Desde que Guatemala inició su tránsito del autoritarismo militar a la democracia en la década de los 80, el sistema político e institucional de Guatemala ha venido en una curva descendente de deterioro y de crisis recurrentes, agravadas dramáticamente desde que en abril del 2015 empezó la cruzada contra la corrupción.
En buena medida, la puerta que permitió la captura profunda de la institucionalidad del Estado fueron las reglas electorales, que afianzaron redes clientelares y de nepotismo bajo las insignias de los casi inexistentes partidos políticos. En dichas redes, el talón de Aquiles fueron la falta de control efectivo del financiamiento electoral y la propaganda anticipada, las cuales consolidaron una cultura política basada en el cortoplacismo, la demagogia y la mentira. Las 62 políticas públicas vigentes, que en su mayoría pecan de ser prácticamente irrealizables, son una muestra de esa cultura grandilocuente basada en esperanzas espurias.
La última muestra de esa cultura demagógica es el lanzamiento hace unos días de los objetivos de desarrollo sostenible (ODS). ¡Guatemala ni siquiera cumplió con los objetivos de desarrollo del milenio (ODM), que eran concretos y puntuales, y ahora anuncia la adopción de esos objetivos complejos y difíciles de alcanzar!
No hace falta mucho para descubrir en el día a día las mil y una muestras de cómo ante la ausencia del Estado se multiplican las respuestas privadas y semiprivadas que atentan cotidianamente contra las normas de una coexistencia mínima: calles y aceras privatizadas, parques manejados a sabor y antojo, grupos sociales que asumen funciones de vigilancia y control, etc.
Desde el punto de vista de la institucionalidad estatal, muchos relatos podrían contarse sobre las precariedades con las que las instituciones públicas deben operar: el último de estos relatos es el que cuentan las actuales autoridades del Ministerio de Salud Pública y Asistencia Social (MSPAS), un ministerio debilitado, con arcas semivacías y con una precariedad que es digna de un cuento de terror. ¿Cómo se espera que una de las instituciones pilares de las múltiples políticas públicas vigentes cumpla su papel en esas deplorables condiciones institucionales?

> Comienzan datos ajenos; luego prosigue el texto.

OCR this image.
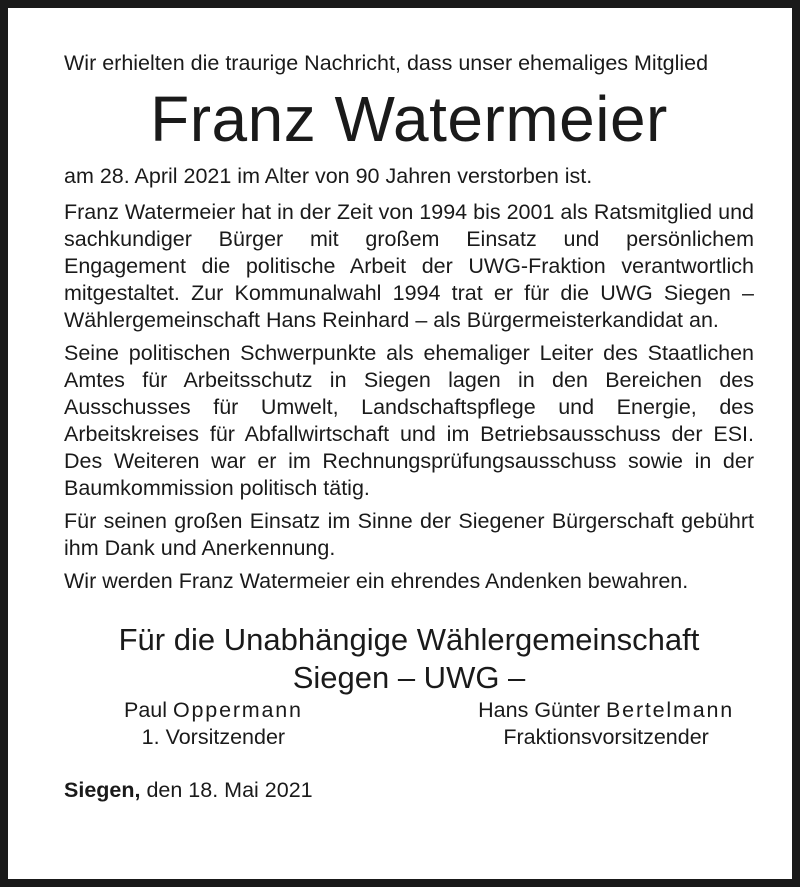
Wir erhielten die traurige Nachricht, dass unser ehemaliges Mitglied

Franz Watermeier

am 28. April 2021 im Alter von 90 Jahren verstorben ist.

Franz Watermeier hat in der Zeit von 1994 bis 2001 als Ratsmitglied und sachkundiger Bürger mit großem Einsatz und persönlichem Engagement die politische Arbeit der UWG-Fraktion verantwortlich mitgestaltet. Zur Kommunalwahl 1994 trat er für die UWG Siegen – Wählergemeinschaft Hans Reinhard – als Bürgermeisterkandidat an.

Seine politischen Schwerpunkte als ehemaliger Leiter des Staatlichen Amtes für Arbeitsschutz in Siegen lagen in den Bereichen des Ausschusses für Umwelt, Landschaftspflege und Energie, des Arbeitskreises für Abfallwirtschaft und im Betriebsausschuss der ESI. Des Weiteren war er im Rechnungsprüfungsausschuss sowie in der Baumkommission politisch tätig.

Für seinen großen Einsatz im Sinne der Siegener Bürgerschaft gebührt ihm Dank und Anerkennung.

Wir werden Franz Watermeier ein ehrendes Andenken bewahren.

Für die Unabhängige Wählergemeinschaft
Siegen – UWG –
Paul Oppermann
1. Vorsitzender
Hans Günter Bertelmann
Fraktionsvorsitzender
Siegen, den 18. Mai 2021
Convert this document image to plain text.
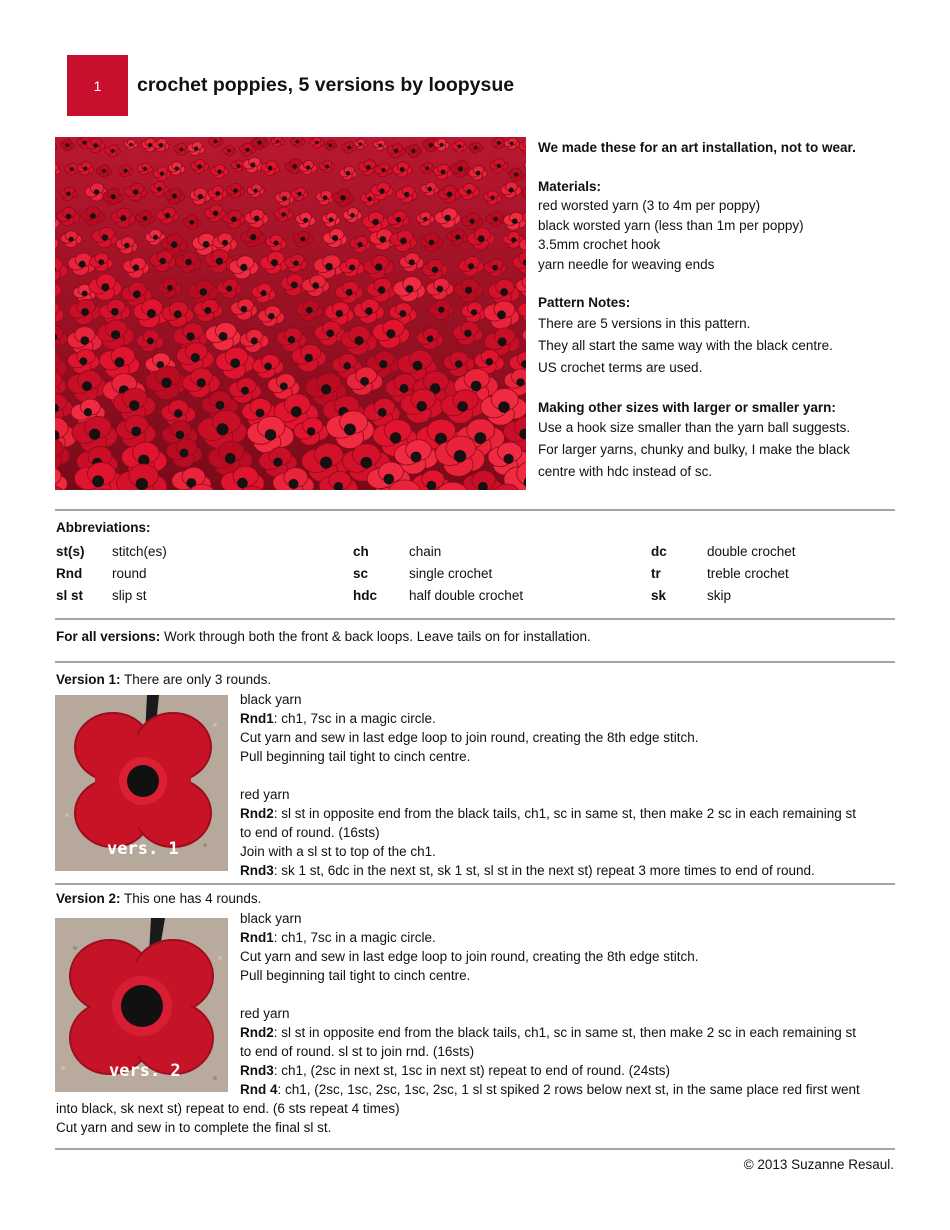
1 crochet poppies, 5 versions by loopysue

We made these for an art installation, not to wear.

Materials:

red worsted yarn (3 to 4m per poppy)

black worsted yarn (less than 1m per poppy)

3.5mm crochet hook

yarn needle for weaving ends

Pattern Notes:

There are 5 versions in this pattern.

They all start the same way with the black centre.

US crochet terms are used.

Making other sizes with larger or smaller yarn:

Use a hook size smaller than the yarn ball suggests.

For larger yarns, chunky and bulky, I make the black

centre with hdc instead of sc.

Abbreviations:
st(s)
Rnd
sl st
stitch(es)
round
slip st
ch
sc
hdc
chain
single crochet
half double crochet
dc
tr
sk
double crochet
treble crochet
skip
For all versions: Work through both the front & back loops. Leave tails on for installation.
Version 1: There are only 3 rounds.
vers. 1

black yarn

Rnd1: ch1, 7sc in a magic circle.

Cut yarn and sew in last edge loop to join round, creating the 8th edge stitch.

Pull beginning tail tight to cinch centre.

red yarn

Rnd2: sl st in opposite end from the black tails, ch1, sc in same st, then make 2 sc in each remaining st

to end of round. (16sts)

Join with a sl st to top of the ch1.

Rnd3: sk 1 st, 6dc in the next st, sk 1 st, sl st in the next st) repeat 3 more times to end of round.

Version 2: This one has 4 rounds.
vers. 2

black yarn

Rnd1: ch1, 7sc in a magic circle.

Cut yarn and sew in last edge loop to join round, creating the 8th edge stitch.

Pull beginning tail tight to cinch centre.

red yarn

Rnd2: sl st in opposite end from the black tails, ch1, sc in same st, then make 2 sc in each remaining st

to end of round. sl st to join rnd. (16sts)

Rnd3: ch1, (2sc in next st, 1sc in next st) repeat to end of round. (24sts)

Rnd 4: ch1, (2sc, 1sc, 2sc, 1sc, 2sc, 1 sl st spiked 2 rows below next st, in the same place red first went

into black, sk next st) repeat to end. (6 sts repeat 4 times)
Cut yarn and sew in to complete the final sl st.
© 2013 Suzanne Resaul.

Para muestra de esa debilidad, solamente dos detalles. Primero, el gasto promedio en salud como porcentaje del producto interno bruto (PIB) de Guatemala nunca ha sido mayor que el 2.5 %, mientras que la mayor parte de los países desarrollados invierten en promedio más del 9 % del PIB. Por ejemplo, Alemania destinaba un 9.53 %, Estados Unidos un 8.46 % y Costa Rica un 6.62 %. Incluso Honduras destinaba un 4.42 %, muy por encima de Guatemala, que apenas invertía un 2.33 % del PIB. El segundo detalle es aún más espeluznante: estimaciones de las autoridades del MSPAS daban cuenta de que cerca del 60 % del personal del ente estaba contratado bajo la variedad de renglones temporales (029, subgrupo 18, etcétera), algo que ya ha sido reiteradamente declarado como un fraude de ley por el sistema judicial. Ello conlleva múltiples consecuencias institucionales y laborales, pero también materiales, si en algún momento se quisiera resolver este problema tan grave y profundo. ¿Con qué recursos humanos y materiales puede operar una institución cuando cuenta con tremendas debilidades presupuestales y de personal?
Las carencias institucionales son tan fuertes y profundas que no existe una solución fácil ni de corto plazo para resolver tantos problemas acumulados. Lamentablemente, mientras no le entremos de lleno a esta discusión, seguiremos soñando lo irrealizable, como hace el actual gobierno, que emprende el camino de los ODS a sabiendas de que no cumpliremos las metas. ¡Lamentablemente, seguimos esperando a Godot!